Vrijwel eensluidend werd gesteld dat het boek erg onevenwichtig in elkaar stak. Dat had alles te maken met haar aanvankelijke concentratie op de oorsprong en de elementen van het nazisme. Het eerste deel droeg dan ook als titel “antisemitisme” en het tweede ging over (het Britse) “imperialisme”. Beide fenomenen, die in het laatste kwart van de negentiende eeuw hun moderne vorm hadden gekregen, mondden ten slotte uit in Hitlers “racistisch imperialisme”, het derde deel. Pas in een later stadium verving zij dit laatste deel door de term “totalitarisme”, waarbij ook de Stalin-tijd terecht betrokken werd. De nazistische variant van het totalitarisme was, al met al, van een diepere historische achtergrond voorzien. Het feit dat haar concentratie aanvankelijk vooral Hitler-Duitsland gold, heeft volgens mij ook te maken met haar enigszins linkse achtergrond in Duitsland. Hannah Arendt heeft dit laatste zelf ontkend.
Een ander punt van kritiek luidde dat Arendts kennis van de Sovjet-economische geschiedenis te wensen overliet. Ze zou ten onrechte het eerste vijfjarenplan (1928-1933) als een “krankzinnigheid” hebben afgewezen. Maar Arendt bleef bij haar standpunt. Waar het om ging was dat economische factoren van geringe betekenis waren voor een verklaring van het totalitarisme en de dodenkampen.
Dat het bekrompen, racistische en imperialistische denken ten slotte kristalliseerde in de nazi-ideologie en haar eindpunt vond in Auschwitz en Treblinka, was voor Arendt, terugredenerend, een logische ontwikkeling.
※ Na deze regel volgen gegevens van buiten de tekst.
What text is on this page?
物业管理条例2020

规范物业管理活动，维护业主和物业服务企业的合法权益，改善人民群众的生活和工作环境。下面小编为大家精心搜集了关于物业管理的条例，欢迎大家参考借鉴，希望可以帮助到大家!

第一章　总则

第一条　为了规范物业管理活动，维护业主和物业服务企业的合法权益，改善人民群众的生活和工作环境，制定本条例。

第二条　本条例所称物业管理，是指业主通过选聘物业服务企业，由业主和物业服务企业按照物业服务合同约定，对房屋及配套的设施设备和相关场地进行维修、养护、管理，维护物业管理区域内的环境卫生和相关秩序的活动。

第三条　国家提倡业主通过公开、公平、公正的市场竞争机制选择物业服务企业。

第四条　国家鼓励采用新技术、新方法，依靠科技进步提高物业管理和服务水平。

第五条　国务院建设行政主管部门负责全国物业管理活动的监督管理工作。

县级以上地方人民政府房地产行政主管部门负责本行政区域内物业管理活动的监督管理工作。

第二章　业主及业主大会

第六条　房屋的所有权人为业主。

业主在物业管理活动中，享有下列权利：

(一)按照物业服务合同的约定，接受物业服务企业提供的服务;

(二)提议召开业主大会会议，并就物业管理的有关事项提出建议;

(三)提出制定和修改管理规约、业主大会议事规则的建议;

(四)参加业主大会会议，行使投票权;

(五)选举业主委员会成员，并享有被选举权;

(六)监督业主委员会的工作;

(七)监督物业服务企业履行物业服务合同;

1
Aanzienlijk ingewikkelder was het gesteld met de revolutionair Karl Marx en diens volgelingen. Immers, voor haar behoorde de invloedrijke 19e-eeuwer tot de “grote traditie van het Europese denken”. Waarom dan toch – langs de weg van het bolsjewisme (“marxisme-leninisme”) – de ontsporing van het stalinisme in de Sovjet-Unie? Het schijnt dat Hannah Arendt deze tegenstrijdigheid nooit afdoende wist te verklaren.
Wat ze wel deed was het blootleggen van enkele volgens haar “totalitaire trekjes” in het denken van Karl Marx, zoals zijn onvoldoende aandacht voor het werkelijk funderen van het begrip vrijheid en zijn deterministische geschiedopvatting.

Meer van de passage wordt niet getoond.